Yo era por entonces un niño paleto. Paleto de pueblo. O paleto de aldea. En Galicia hay aldeas, que no pueblos. Conviene aclarar que era paleto de aldea. También hay paleto de ciudad. La diferencia es que el paleto de aldea sabe que es paleto. El paleto de ciudad no es consciente de su tontuna. Por lo tanto, el paleto de ciudad es paleto entre paletos dado que es paleto por partida doble. Bien. Aclarado este punto, volvamos al inicio. Yo era un niño paleto de poco más de siete años. Apenas llevaba unos meses viviendo en la ciudad. Aquello acongojaba. Escaleras mecánicas en un centro comercial. Inteligencia artificial para mis sentidos. Yo, que corría y vagaba por descampados el verano anterior, pasé a encerrarme en casa con llave y a tener miedo hasta de bajar al portal a tirar la basura. El caso es que en abril de 1993 el vivir en la ciudad me permitió acceder a un evento deportivo de primer nivel.
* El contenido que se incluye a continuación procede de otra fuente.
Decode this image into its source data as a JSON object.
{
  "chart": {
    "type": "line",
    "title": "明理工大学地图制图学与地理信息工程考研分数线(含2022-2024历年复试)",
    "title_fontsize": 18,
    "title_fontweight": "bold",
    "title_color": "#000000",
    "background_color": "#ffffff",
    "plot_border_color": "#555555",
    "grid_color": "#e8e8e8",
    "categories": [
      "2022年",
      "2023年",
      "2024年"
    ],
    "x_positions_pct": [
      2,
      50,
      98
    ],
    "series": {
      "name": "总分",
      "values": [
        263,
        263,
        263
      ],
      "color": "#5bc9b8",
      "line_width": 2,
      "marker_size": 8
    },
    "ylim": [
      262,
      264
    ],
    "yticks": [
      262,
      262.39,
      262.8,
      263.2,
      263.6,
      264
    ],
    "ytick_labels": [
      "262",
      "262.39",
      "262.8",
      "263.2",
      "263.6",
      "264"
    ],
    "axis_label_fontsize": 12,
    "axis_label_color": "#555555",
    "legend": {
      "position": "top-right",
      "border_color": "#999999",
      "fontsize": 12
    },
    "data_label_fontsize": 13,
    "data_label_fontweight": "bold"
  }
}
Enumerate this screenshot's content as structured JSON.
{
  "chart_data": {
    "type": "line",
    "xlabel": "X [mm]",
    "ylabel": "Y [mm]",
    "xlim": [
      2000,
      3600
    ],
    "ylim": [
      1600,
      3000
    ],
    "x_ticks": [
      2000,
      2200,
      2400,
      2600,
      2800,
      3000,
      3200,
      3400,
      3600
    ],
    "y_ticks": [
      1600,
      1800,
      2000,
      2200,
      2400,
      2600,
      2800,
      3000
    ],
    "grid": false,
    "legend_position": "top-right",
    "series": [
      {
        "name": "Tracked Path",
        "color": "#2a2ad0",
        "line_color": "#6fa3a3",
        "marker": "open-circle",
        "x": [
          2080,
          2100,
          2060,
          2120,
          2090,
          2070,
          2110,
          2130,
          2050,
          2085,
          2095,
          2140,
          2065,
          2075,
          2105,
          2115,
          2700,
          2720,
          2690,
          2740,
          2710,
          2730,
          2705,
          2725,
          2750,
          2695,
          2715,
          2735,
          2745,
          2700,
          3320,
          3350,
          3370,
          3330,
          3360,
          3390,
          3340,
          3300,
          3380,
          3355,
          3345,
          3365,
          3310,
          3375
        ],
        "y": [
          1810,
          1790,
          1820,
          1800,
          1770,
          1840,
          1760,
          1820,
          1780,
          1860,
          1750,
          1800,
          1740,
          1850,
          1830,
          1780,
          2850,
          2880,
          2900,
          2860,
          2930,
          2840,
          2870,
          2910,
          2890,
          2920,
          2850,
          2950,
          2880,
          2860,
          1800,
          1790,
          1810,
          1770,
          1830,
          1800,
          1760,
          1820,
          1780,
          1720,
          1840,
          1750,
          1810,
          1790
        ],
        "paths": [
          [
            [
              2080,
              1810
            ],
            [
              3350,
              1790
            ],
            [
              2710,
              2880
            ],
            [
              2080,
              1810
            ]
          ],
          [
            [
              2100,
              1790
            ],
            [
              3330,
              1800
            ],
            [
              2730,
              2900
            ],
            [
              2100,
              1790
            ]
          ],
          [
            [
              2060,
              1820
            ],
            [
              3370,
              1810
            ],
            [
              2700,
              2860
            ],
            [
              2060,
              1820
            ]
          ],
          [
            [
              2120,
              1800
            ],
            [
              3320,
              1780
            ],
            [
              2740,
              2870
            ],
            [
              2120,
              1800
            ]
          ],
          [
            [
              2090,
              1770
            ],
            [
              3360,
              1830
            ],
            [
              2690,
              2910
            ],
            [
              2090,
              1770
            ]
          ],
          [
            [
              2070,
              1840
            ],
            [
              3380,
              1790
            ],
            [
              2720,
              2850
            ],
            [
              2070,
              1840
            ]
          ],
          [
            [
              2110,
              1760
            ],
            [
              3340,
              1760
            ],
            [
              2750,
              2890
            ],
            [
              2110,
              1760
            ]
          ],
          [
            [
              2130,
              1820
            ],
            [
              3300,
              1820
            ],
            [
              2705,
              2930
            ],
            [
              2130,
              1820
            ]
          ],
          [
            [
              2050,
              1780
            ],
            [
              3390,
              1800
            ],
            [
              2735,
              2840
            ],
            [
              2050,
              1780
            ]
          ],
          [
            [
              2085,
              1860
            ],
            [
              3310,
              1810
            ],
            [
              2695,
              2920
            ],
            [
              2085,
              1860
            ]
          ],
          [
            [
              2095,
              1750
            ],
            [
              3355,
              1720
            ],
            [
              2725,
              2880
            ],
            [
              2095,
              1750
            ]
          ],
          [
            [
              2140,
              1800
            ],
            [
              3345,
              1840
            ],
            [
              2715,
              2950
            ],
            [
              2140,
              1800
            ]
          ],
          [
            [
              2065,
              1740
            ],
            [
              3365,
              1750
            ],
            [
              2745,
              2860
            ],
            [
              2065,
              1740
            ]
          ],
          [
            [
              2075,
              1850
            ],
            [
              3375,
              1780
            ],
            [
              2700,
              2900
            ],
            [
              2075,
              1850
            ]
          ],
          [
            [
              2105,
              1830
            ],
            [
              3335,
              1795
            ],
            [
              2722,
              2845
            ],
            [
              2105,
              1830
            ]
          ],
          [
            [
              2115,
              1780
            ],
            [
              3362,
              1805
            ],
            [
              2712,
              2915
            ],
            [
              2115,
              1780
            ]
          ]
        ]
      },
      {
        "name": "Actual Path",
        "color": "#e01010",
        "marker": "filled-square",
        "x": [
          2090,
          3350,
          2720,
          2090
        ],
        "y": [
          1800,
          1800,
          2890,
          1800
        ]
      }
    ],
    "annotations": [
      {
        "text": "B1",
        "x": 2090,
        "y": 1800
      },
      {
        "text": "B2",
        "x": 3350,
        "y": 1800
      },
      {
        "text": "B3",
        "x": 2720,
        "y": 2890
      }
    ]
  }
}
La Vuelta Ciclista a España.

Aquel era Año Santo. Era el primer Año Santo. El primero con fanfarria, quiero decir. Manuel Fraga había patentado Benidorm, Paradores y el Spain is Different en tiempos de Franco. La cosa había salido bien. Ahora, patrón de la Xunta de Galicia, decidió convertir la tumba del Apóstol Santiago en evento turístico internacional. Albergues y flechas amarillas. Ray Charles, Julio Iglesias, Bruce Springsteen, Neil Young, Sting, Chuck Berry o Bob Dylan. Y la Vuelta a España. Aquel año la Vuelta partiría de Coruña para finalizar en Santiago de Compostela con una contrarreloj que finiquitaba en la Plaza del Obradoiro. Las cuatro primeras y las dos últimas etapas de aquella Vuelta serían por territorio gallego y con presencia en las cuatro provincias.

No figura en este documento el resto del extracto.